I should never have expected that a Deutsche Bahn employee would volunteer the information that taking another train would allow me to save money. After all, that would be helpful, and who has time for that?
Nor should I have expected guidance from your website, which could easily have pointed out this fact. And I suppose I shouldn’t have expected you to address my question as to why anyone would buy a ticket from a website which doesn’t tell its customers how much a ticket costs. It’s too much to ask from a company which has no competition.
I will almost certainly be required to go back to Paris a couple of times this year, and for that I will fly. I don’t particularly like flying, but at least I can find out how much my ticket costs, and I haven’t been discourteously dismissed by any of the airlines yet.
Kundenfreundlich is a German word. You might like to contemplate it. My English-language readers may not know it as such, but I have no problem teaching it to them.
You have lost a customer.
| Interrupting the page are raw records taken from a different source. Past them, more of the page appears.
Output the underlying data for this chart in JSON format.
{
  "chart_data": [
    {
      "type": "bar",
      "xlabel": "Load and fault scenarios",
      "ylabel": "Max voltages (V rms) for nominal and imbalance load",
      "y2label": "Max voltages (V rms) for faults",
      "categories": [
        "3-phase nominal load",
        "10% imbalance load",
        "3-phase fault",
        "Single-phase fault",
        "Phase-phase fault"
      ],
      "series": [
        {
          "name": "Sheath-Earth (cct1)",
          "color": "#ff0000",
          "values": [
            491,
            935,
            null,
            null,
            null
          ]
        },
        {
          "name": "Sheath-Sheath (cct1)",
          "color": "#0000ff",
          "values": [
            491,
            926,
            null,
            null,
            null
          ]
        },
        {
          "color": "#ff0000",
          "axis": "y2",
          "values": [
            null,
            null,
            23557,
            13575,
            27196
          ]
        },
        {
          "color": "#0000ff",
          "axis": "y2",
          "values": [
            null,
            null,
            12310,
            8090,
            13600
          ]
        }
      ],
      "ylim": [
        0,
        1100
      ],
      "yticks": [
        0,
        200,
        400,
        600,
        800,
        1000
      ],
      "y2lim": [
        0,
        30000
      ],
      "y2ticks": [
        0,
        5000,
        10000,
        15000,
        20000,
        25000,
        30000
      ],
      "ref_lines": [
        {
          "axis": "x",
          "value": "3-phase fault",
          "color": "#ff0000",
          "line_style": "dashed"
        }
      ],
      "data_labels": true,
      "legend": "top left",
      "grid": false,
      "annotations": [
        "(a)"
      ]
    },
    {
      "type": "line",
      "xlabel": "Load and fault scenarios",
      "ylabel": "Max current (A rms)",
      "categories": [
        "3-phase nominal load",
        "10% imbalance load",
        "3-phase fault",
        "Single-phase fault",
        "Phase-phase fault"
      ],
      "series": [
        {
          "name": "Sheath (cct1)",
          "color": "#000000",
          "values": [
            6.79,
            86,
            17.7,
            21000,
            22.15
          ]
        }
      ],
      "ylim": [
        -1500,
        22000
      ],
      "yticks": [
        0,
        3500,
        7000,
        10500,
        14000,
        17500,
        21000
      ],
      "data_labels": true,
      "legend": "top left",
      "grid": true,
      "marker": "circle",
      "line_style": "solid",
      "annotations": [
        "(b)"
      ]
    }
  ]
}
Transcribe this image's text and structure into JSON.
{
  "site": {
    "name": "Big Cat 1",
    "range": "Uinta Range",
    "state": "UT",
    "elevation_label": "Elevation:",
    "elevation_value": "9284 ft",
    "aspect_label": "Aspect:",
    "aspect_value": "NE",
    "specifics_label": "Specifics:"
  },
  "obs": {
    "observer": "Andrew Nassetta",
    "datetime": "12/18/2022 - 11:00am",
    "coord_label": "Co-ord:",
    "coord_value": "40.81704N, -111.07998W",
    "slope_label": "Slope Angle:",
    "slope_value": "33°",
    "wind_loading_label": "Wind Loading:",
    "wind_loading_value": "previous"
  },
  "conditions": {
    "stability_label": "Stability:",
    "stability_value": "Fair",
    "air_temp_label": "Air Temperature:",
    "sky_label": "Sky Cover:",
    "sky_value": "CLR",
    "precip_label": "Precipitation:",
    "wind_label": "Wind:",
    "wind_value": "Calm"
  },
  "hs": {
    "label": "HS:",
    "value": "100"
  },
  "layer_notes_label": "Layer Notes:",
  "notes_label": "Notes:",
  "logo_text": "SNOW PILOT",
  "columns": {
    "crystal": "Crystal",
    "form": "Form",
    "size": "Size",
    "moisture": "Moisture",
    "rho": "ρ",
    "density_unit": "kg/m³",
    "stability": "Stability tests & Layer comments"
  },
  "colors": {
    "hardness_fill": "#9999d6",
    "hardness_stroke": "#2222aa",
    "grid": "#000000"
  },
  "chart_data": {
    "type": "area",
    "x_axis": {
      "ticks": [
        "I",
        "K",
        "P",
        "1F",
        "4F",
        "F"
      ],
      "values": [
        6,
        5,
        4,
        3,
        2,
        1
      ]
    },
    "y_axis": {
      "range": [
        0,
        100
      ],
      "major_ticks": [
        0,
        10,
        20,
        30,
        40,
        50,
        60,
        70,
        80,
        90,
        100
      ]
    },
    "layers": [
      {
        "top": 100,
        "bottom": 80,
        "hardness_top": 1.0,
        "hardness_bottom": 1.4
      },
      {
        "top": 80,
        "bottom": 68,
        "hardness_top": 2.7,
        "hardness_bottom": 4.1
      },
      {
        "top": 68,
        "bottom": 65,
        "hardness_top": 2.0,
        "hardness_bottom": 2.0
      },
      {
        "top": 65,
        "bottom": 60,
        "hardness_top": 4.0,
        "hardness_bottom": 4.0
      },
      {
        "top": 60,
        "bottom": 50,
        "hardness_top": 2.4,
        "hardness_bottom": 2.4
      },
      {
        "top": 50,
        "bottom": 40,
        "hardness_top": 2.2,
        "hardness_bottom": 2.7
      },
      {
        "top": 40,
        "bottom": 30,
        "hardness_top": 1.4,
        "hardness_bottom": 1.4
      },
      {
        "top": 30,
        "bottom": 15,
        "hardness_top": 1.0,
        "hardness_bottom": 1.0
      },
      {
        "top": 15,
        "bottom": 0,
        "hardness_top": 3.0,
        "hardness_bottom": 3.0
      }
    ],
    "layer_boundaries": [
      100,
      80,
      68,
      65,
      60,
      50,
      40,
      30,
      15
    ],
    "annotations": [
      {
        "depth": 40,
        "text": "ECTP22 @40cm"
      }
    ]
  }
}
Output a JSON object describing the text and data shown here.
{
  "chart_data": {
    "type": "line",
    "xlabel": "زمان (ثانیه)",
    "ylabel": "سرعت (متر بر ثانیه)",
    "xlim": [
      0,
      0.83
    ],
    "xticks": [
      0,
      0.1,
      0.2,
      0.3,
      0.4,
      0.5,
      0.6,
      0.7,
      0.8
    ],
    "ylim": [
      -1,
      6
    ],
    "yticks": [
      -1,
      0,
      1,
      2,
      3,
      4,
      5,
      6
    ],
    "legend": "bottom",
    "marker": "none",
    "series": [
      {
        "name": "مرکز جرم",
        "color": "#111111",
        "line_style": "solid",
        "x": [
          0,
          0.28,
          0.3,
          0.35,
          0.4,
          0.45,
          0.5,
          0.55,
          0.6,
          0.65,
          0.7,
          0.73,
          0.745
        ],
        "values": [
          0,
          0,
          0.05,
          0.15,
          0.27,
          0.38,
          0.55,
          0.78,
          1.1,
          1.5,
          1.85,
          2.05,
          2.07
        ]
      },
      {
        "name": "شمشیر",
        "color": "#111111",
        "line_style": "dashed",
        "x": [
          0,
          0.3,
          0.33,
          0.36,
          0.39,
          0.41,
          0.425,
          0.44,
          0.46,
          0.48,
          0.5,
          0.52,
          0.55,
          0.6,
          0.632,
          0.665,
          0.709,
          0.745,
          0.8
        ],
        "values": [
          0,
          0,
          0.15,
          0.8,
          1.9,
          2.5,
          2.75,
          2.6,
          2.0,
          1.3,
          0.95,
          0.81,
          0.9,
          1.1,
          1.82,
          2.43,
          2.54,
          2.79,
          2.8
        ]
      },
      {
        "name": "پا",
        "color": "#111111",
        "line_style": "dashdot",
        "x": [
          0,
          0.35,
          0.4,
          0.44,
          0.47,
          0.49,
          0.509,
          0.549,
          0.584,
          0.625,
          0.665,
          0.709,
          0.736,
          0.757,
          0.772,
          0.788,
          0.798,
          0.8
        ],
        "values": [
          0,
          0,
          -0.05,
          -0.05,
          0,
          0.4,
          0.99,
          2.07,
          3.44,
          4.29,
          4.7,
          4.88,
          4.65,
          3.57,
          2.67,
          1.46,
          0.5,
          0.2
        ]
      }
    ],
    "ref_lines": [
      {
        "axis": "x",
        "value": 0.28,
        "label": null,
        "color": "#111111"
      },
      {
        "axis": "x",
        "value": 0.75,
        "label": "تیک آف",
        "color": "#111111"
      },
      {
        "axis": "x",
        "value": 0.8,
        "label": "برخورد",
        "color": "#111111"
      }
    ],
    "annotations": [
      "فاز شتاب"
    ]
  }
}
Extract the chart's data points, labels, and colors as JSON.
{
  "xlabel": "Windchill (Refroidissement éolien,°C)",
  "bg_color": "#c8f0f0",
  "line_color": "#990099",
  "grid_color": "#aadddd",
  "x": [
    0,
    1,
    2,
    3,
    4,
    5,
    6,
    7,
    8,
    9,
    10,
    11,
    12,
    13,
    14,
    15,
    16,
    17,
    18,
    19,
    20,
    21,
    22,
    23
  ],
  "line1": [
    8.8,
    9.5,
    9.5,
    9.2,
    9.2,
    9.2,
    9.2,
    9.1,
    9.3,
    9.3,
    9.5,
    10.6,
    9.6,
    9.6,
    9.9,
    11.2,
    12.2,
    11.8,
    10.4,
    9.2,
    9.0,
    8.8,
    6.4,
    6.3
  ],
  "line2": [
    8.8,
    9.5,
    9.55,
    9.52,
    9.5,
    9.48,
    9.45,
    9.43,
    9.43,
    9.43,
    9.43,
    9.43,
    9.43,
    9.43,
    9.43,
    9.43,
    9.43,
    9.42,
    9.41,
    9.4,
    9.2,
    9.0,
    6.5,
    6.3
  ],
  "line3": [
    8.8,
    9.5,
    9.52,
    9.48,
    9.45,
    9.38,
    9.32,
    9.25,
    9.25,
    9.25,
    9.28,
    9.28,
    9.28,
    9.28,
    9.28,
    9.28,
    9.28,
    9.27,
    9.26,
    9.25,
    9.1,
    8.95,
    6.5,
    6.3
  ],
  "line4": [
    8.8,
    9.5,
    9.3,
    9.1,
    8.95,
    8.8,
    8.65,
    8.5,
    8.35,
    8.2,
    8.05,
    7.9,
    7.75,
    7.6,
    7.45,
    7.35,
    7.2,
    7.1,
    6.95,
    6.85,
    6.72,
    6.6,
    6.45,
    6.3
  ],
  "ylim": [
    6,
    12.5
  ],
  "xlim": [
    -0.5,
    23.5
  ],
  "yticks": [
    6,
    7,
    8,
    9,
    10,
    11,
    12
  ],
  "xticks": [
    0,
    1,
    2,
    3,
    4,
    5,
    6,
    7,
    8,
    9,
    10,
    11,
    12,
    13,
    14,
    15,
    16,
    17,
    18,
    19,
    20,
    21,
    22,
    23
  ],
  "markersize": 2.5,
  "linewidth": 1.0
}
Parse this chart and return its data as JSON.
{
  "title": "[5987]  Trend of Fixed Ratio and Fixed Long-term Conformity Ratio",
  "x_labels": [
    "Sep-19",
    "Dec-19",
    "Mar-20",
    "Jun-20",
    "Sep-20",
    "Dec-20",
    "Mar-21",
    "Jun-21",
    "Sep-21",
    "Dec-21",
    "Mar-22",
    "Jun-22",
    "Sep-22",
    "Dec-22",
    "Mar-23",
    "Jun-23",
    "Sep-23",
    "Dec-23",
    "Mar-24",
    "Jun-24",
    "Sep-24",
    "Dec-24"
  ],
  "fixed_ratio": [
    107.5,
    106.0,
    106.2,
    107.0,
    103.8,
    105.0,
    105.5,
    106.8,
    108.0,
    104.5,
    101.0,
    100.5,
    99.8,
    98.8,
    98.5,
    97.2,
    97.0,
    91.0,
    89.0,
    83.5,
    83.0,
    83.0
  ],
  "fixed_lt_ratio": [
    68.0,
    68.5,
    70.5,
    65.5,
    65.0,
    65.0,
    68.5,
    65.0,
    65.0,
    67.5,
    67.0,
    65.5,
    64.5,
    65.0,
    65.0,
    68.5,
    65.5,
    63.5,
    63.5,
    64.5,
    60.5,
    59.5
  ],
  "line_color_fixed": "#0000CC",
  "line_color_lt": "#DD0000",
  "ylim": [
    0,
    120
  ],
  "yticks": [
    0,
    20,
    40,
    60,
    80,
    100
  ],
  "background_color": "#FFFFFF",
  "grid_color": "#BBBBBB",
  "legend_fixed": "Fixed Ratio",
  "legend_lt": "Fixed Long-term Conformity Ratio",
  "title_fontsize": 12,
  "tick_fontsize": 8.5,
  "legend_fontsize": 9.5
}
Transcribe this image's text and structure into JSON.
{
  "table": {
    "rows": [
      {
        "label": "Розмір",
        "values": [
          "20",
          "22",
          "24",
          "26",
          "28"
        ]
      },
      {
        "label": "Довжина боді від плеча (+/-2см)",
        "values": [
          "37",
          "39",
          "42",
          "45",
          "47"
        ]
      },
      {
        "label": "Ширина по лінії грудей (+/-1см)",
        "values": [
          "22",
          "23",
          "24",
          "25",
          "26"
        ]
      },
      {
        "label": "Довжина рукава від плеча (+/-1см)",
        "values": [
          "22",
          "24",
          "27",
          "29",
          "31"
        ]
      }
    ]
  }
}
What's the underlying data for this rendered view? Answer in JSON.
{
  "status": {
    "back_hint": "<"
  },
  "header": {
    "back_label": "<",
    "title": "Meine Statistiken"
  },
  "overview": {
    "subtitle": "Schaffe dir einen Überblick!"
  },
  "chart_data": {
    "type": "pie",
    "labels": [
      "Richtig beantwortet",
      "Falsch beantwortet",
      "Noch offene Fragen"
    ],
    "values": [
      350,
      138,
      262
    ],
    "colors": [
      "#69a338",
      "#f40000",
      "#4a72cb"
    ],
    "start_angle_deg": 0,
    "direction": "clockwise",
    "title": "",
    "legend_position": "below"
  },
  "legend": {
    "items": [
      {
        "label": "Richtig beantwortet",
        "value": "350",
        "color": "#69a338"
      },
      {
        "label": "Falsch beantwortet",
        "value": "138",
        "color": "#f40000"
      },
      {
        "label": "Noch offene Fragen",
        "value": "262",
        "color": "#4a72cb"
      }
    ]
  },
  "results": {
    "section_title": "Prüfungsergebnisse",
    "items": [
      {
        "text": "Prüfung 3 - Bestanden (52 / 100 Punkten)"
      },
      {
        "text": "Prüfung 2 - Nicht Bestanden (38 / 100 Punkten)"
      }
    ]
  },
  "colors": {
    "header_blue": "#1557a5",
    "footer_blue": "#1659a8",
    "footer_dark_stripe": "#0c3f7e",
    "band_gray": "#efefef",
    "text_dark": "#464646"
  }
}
And I don’t think you really care.
+++++++
We'll see if there's a reply. My guess is there won't be; that foreigners don't really count with them. This is more than just an idle guess; of the Big Three services, Deutsche Post, Deutsche Telekom, and Deutsche Bahn, only the latter is still semi-attached to the government, and it hopes to go public with its stock later this year or earlier next year. I can tell you from personal experience that Deutsche Post's service improved humongously when it went private and snuggled up with DHL (in fact, the yellow mail trucks are now DHL trucks), and, although I haven't had much contact with them in the last few months (and that's a good thing), my friend the dancer insists that they've become easier to deal with of late. But when they were still under the shadow of being arms of the government, with employees who could never be fired, with workforces up to 20% redundant as a result, they treated their customers with contempt, their foreign customers like contemptable retarded people. The thing is, most Germans took it, and the rest took it for granted that their institutions hated them. They didn't expect any better. But that's another rant, for another day.